Dalam contoh peralatan ICU, sumber daya yang terbatas adalah uang yang dibelanjakan untuk peralatan ICU. Di Australia, yang sebagian besar pasokan energinya berbasis batu bara, peralatan yang dapat digunakan kembali mungkin berkontribusi terhadap emisi gas rumah kaca yang lebih tinggi daripada peralatan sekali pakai. Di sisi lain, peralatan sekali pakai menghasilkan lebih banyak limbah. 73 Jadi, tidak ada manfaat bersama di sini. Rumah sakit harus memilih antara meminimalkan limbah atau meminimalkan emisi untuk hasil klinis yang sama. Sama seperti setiap pasien dipertimbangkan secara holistik dalam pengambilan keputusan klinis klasik, konteks setiap rumah sakit harus dipertimbangkan secara holistik dalam mengalokasikan sumber daya. Jadi, dalam contoh ini, administrator akan bertanya apakah ada kebutuhan yang lebih besar untuk mengurangi limbah atau emisi karbon, investasi mana yang akan memiliki manfaat proporsional yang lebih besar pada masalah yang ingin diatasi (yaitu, limbah atau emisi karbon) dan yang memiliki beban paling kecil pada lingkungan (dalam hal efek samping yang buruk) atau sistem kesehatan (tidak hanya biaya tetapi juga efisiensi layanan dan sejenisnya dapat dipertimbangkan). Secara keseluruhan, sebuah rumah sakit di Australia mungkin memutuskan untuk tetap menggunakan peralatan sekali pakai karena mereka berpikir bahwa mengurangi emisi karbon lebih penting. Hal ini tidak akan terjadi di Eropa, di mana bauran energinya mencakup lebih banyak energi terbarukan, 74 mengalihkan pertimbangan kebutuhan, manfaat dan beban ke arah peralatan yang dapat digunakan kembali.
6 KESIMPULAN
Dalam artikel ini, kami bermaksud menjawab pertanyaan, ‘Bagaimana rumah sakit harus membuat keputusan tentang alokasi sumber daya untuk penyediaan layanan kesehatan yang adil dibandingkan dengan meminimalkan dampak negatif layanan kesehatan tersebut terhadap lingkungan?’ Masalah ini sering kali dilihat sebagai dilema alokasi sumber daya dari barang-barang yang saling bersaing, yaitu barang-barang layanan kesehatan versus barang-barang lingkungan, dengan kesan bahwa investasi pada salah satunya berarti kehilangan barang lainnya. Akan tetapi, kami berpendapat bahwa kerangka pertanyaan ini didasarkan pada pemahaman yang reduksionis tentang manusia, dan akibatnya tentang kesehatan dan tujuan layanan kesehatan. Dengan mempertimbangkan kembali pribadi manusia sebagai makhluk yang mencari kemakmuran yang selalu tertanam dalam lingkungan alam, investasi pada barang-barang lingkungan bukan lagi barang yang merupakan tambahan dari barang-barang layanan kesehatan, melainkan merupakan bagian integral dari layanan kesehatan. Dengan demikian, rumah sakit tidak boleh hanya mengalokasikan sumber daya baik untuk barang-barang layanan kesehatan maupun barang-barang lingkungan karena berinvestasi pada lingkungan berarti berinvestasi pada layanan kesehatan.

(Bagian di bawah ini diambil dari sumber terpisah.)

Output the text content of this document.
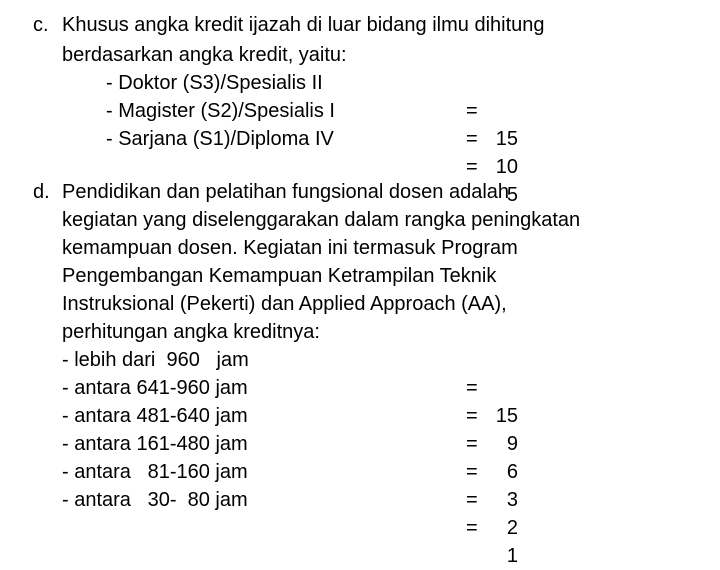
c. Khusus angka kredit ijazah di luar bidang ilmu dihitung
berdasarkan angka kredit, yaitu:
- Doktor (S3)/Spesialis II

=

15

- Magister (S2)/Spesialis I

=

10

- Sarjana (S1)/Diploma IV

=

5

d. Pendidikan dan pelatihan fungsional dosen adalah
kegiatan yang diselenggarakan dalam rangka peningkatan
kemampuan dosen. Kegiatan ini termasuk Program
Pengembangan Kemampuan Ketrampilan Teknik
Instruksional (Pekerti) dan Applied Approach (AA),
perhitungan angka kreditnya:
- lebih dari  960   jam

=

15

- antara 641-960 jam

=

9

- antara 481-640 jam

=

6

- antara 161-480 jam

=

3

- antara   81-160 jam

=

2

- antara   30-  80 jam

=

1
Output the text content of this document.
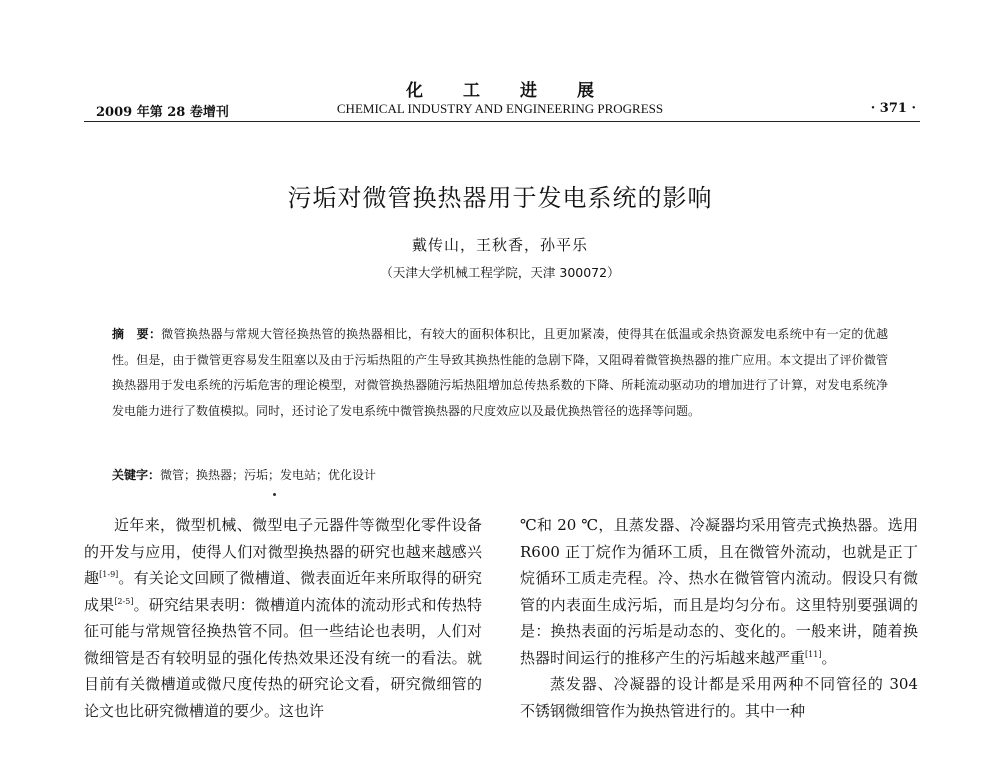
化工进展
2009 年第 28 卷增刊	CHEMICAL INDUSTRY AND ENGINEERING PROGRESS	· 371 ·
污垢对微管换热器用于发电系统的影响
戴传山，王秋香，孙平乐
（天津大学机械工程学院，天津 300072）
摘　要：微管换热器与常规大管径换热管的换热器相比，有较大的面积体积比，且更加紧凑，使得其在低温或余热资源发电系统中有一定的优越性。但是，由于微管更容易发生阻塞以及由于污垢热阻的产生导致其换热性能的急剧下降，又阻碍着微管换热器的推广应用。本文提出了评价微管换热器用于发电系统的污垢危害的理论模型，对微管换热器随污垢热阻增加总传热系数的下降、所耗流动驱动功的增加进行了计算，对发电系统净发电能力进行了数值模拟。同时，还讨论了发电系统中微管换热器的尺度效应以及最优换热管径的选择等问题。
关键字：微管；换热器；污垢；发电站；优化设计

近年来，微型机械、微型电子元器件等微型化零件设备的开发与应用，使得人们对微型换热器的研究也越来越感兴趣[1-9]。有关论文回顾了微槽道、微表面近年来所取得的研究成果[2-5]。研究结果表明：微槽道内流体的流动形式和传热特征可能与常规管径换热管不同。但一些结论也表明，人们对微细管是否有较明显的强化传热效果还没有统一的看法。就目前有关微槽道或微尺度传热的研究论文看，研究微细管的论文也比研究微槽道的要少。这也许

℃和 20 ℃，且蒸发器、冷凝器均采用管壳式换热器。选用 R600 正丁烷作为循环工质，且在微管外流动，也就是正丁烷循环工质走壳程。冷、热水在微管管内流动。假设只有微管的内表面生成污垢，而且是均匀分布。这里特别要强调的是：换热表面的污垢是动态的、变化的。一般来讲，随着换热器时间运行的推移产生的污垢越来越严重[11]。

蒸发器、冷凝器的设计都是采用两种不同管径的 304 不锈钢微细管作为换热管进行的。其中一种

Karena rumah sakit, dalam pandangan ini, harus mempertimbangkan dan memberikan berbagai macam barang yang lebih luas, mereka diberi izin dan tanggung jawab untuk melihat melampaui batasan yang seringkali sempit dari fungsi yang mereka pahami secara tradisional, untuk melihat bagaimana mereka dapat berkontribusi pada kesehatan manusia dan berkembang melalui pencarian solusi kreatif untuk masalah lingkungan yang muncul justru karena seseorang menyadari keterkaitan antara manusia dan lingkungan alam. Mereka harus mendekati alokasi sumber daya dengan mencari manfaat bersama pada awalnya, dan kemudian menggunakan metode alokasi sumber daya klasik proporsionalitas dan beban yang memperhitungkan barang kesehatan dan barang lingkungan di mana tidak ada manfaat bersama yang dapat dicapai.